It was good to see so much joy in the home he had made for the children whose sorrows had been so many and so real. But as the evening grew old and the crowd thickened, his cheerfulness flagged. Perhaps he was merely fatigued with the outgo of welcome, sickened by having to say and hear the same things so many times.

But he saw the picnic becoming a revel. The dancers, whether waltzing or polking, seemed to increase in audacity, in blind or shameless abandonment to thoughts and moods that belonged to solitude if anywhere.

As he wandered about he surprised couples stealing embraces or kisses slily, or whispering guiltily, laughing with more than mischief. Sometimes it was Immy that he encountered; sometimes Keith.

What could he say or do? Nothing but pretend to be sightless and guileless.

When the supper hour was reached, the rush was incredible. Men made a joke of the crassest behavior, and a chivalric pretense that they were fighting for refreshment to carry to their fainting ladies. But it was neither humorous nor knightly to spill oyster soup over a lace dress, to tilt ice cream down a broadcloth back, or to grind fallen custard into the expensive carpet.

It was not pretty to empty the dregs of somebody’s else champagne into the oyster tureen or under the table, and while refilling the glass let the wine froth all over the table cover.

Many of the squires forgot their dames and drank themselves into states of truculence, or, worse, of odious nausea. RoBards had to convey two young gentlemen of better family than breeding up to the hatroom to sleep off their liquor; and he had to ask some of the soberer youth to help him run one sudden fiend out to the sidewalk and into a carriage.

While RoBards was spreading one of his young guests out on a bed upstairs, another knocked over the cutglass punch-bowl and cracked it irretrievably, together with a dozen engraved straw-stem glasses Patty’s father had left to her.
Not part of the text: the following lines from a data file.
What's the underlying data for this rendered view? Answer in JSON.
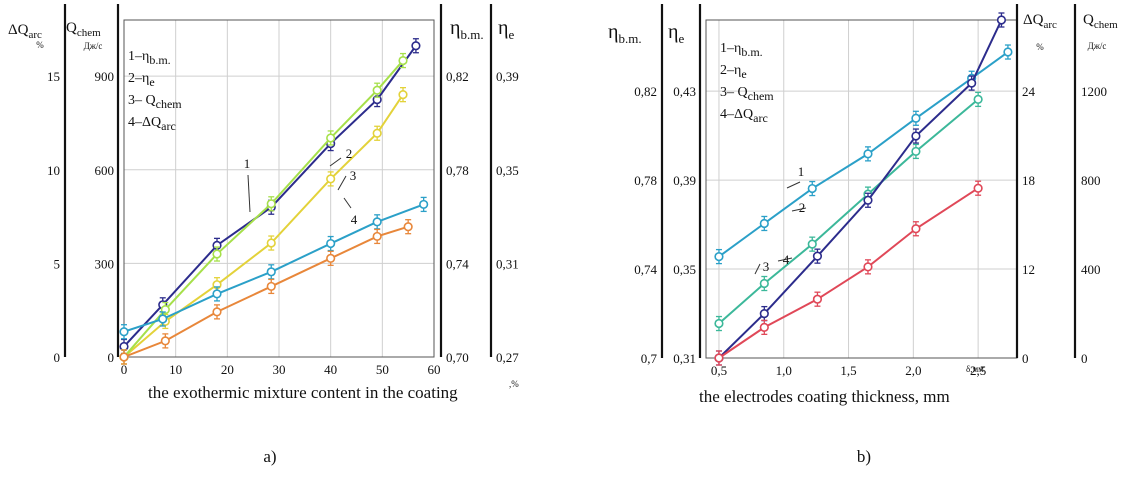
{
  "chart_data": [
    {
      "panel": "a)",
      "type": "line",
      "xlabel": "the exothermic mixture content in the coating",
      "xunit": ",%",
      "x_ticks": [
        "0",
        "10",
        "20",
        "30",
        "40",
        "50",
        "60"
      ],
      "xlim": [
        0,
        60
      ],
      "axes": [
        {
          "name_main": "ΔQ",
          "name_sub": "arc",
          "unit": "%",
          "ticks": [
            "0",
            "5",
            "10",
            "15"
          ],
          "lim": [
            0,
            18
          ]
        },
        {
          "name_main": "Q",
          "name_sub": "chem",
          "unit": "Дж/с",
          "ticks": [
            "0",
            "300",
            "600",
            "900"
          ],
          "lim": [
            0,
            1080
          ]
        },
        {
          "name_main": "η",
          "name_sub": "b.m.",
          "unit": "",
          "ticks": [
            "0,70",
            "0,74",
            "0,78",
            "0,82"
          ],
          "lim": [
            0.7,
            0.844
          ]
        },
        {
          "name_main": "η",
          "name_sub": "e",
          "unit": "",
          "ticks": [
            "0,27",
            "0,31",
            "0,35",
            "0,39"
          ],
          "lim": [
            0.27,
            0.414
          ]
        }
      ],
      "legend": [
        "1–ηb.m.",
        "2–ηe",
        "3– Qchem",
        "4–ΔQarc"
      ],
      "series": [
        {
          "label": "1",
          "axis": 2,
          "color": "#2c2c8c",
          "x": [
            0,
            7.5,
            18,
            28.5,
            40,
            49,
            56.5
          ],
          "y": [
            0.7045,
            0.7223,
            0.7477,
            0.764,
            0.7912,
            0.81,
            0.833
          ]
        },
        {
          "label": "2",
          "axis": 3,
          "color": "#e3d23a",
          "x": [
            0,
            8,
            18,
            28.5,
            40,
            49,
            54
          ],
          "y": [
            0.27,
            0.2852,
            0.3009,
            0.3187,
            0.3461,
            0.3656,
            0.3821
          ]
        },
        {
          "label": "3",
          "axis": 1,
          "color": "#a6e04a",
          "x": [
            0,
            8,
            18,
            28.5,
            40,
            49,
            54
          ],
          "y": [
            0,
            152,
            330,
            491,
            702,
            855,
            950
          ]
        },
        {
          "label": "4",
          "axis": 0,
          "color": "#2ba0c8",
          "x": [
            0,
            7.5,
            18,
            28.5,
            40,
            49,
            58
          ],
          "y": [
            1.35,
            2.03,
            3.37,
            4.55,
            6.06,
            7.22,
            8.15
          ]
        },
        {
          "label": "",
          "axis": 0,
          "color": "#e8873a",
          "x": [
            0,
            8,
            18,
            28.5,
            40,
            49,
            55
          ],
          "y": [
            0,
            0.86,
            2.41,
            3.77,
            5.27,
            6.44,
            6.96
          ]
        }
      ],
      "callouts": [
        "1",
        "2",
        "3",
        "4"
      ]
    },
    {
      "panel": "b)",
      "type": "line",
      "xlabel": "the electrodes coating thickness, mm",
      "xunit": "δ,мм",
      "x_ticks": [
        "0,5",
        "1,0",
        "1,5",
        "2,0",
        "2,5"
      ],
      "xlim": [
        0.4,
        2.8
      ],
      "axes": [
        {
          "name_main": "η",
          "name_sub": "b.m.",
          "unit": "",
          "ticks": [
            "0,7",
            "0,74",
            "0,78",
            "0,82"
          ],
          "lim": [
            0.7,
            0.852
          ]
        },
        {
          "name_main": "η",
          "name_sub": "e",
          "unit": "",
          "ticks": [
            "0,31",
            "0,35",
            "0,39",
            "0,43"
          ],
          "lim": [
            0.31,
            0.462
          ]
        },
        {
          "name_main": "ΔQ",
          "name_sub": "arc",
          "unit": "%",
          "ticks": [
            "0",
            "12",
            "18",
            "24"
          ],
          "lim": [
            0,
            30
          ]
        },
        {
          "name_main": "Q",
          "name_sub": "chem",
          "unit": "Дж/с",
          "ticks": [
            "0",
            "400",
            "800",
            "1200"
          ],
          "lim": [
            0,
            1500
          ]
        }
      ],
      "legend": [
        "1–ηb.m.",
        "2–ηe",
        "3– Qchem",
        "4–ΔQarc"
      ],
      "series": [
        {
          "label": "1",
          "axis": 0,
          "color": "#2ba0c8",
          "x": [
            0.5,
            0.85,
            1.22,
            1.65,
            2.02,
            2.45,
            2.73
          ],
          "y": [
            0.7456,
            0.7605,
            0.7762,
            0.7918,
            0.8078,
            0.8258,
            0.8376
          ]
        },
        {
          "label": "2",
          "axis": 1,
          "color": "#3cb89a",
          "x": [
            0.5,
            0.85,
            1.22,
            1.65,
            2.02,
            2.5
          ],
          "y": [
            0.3255,
            0.3435,
            0.3612,
            0.3837,
            0.4029,
            0.4263
          ]
        },
        {
          "label": "3",
          "axis": 3,
          "color": "#2c2c8c",
          "x": [
            0.5,
            0.85,
            1.26,
            1.65,
            2.02,
            2.45,
            2.68
          ],
          "y": [
            0,
            197,
            452,
            700,
            985,
            1220,
            1500
          ]
        },
        {
          "label": "4",
          "axis": 2,
          "color": "#e04858",
          "x": [
            0.5,
            0.85,
            1.26,
            1.65,
            2.02,
            2.5
          ],
          "y": [
            0,
            2.72,
            5.22,
            8.09,
            11.47,
            15.07
          ]
        }
      ],
      "callouts": [
        "1",
        "2",
        "3",
        "4"
      ]
    }
  ]
}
When the German began at about midnight some of the men dared to carry champagne bottles with them and set them down by their chairs for reference during the pauses in the figures.

Hosts and hostesses were supposed to ignore the misconduct of their guests, but it made RoBards’ blood run cold to see Immy go from the arms of a decent respectful sober youth into the arms and the liquorous embrace of a drunken faun whom she had to support.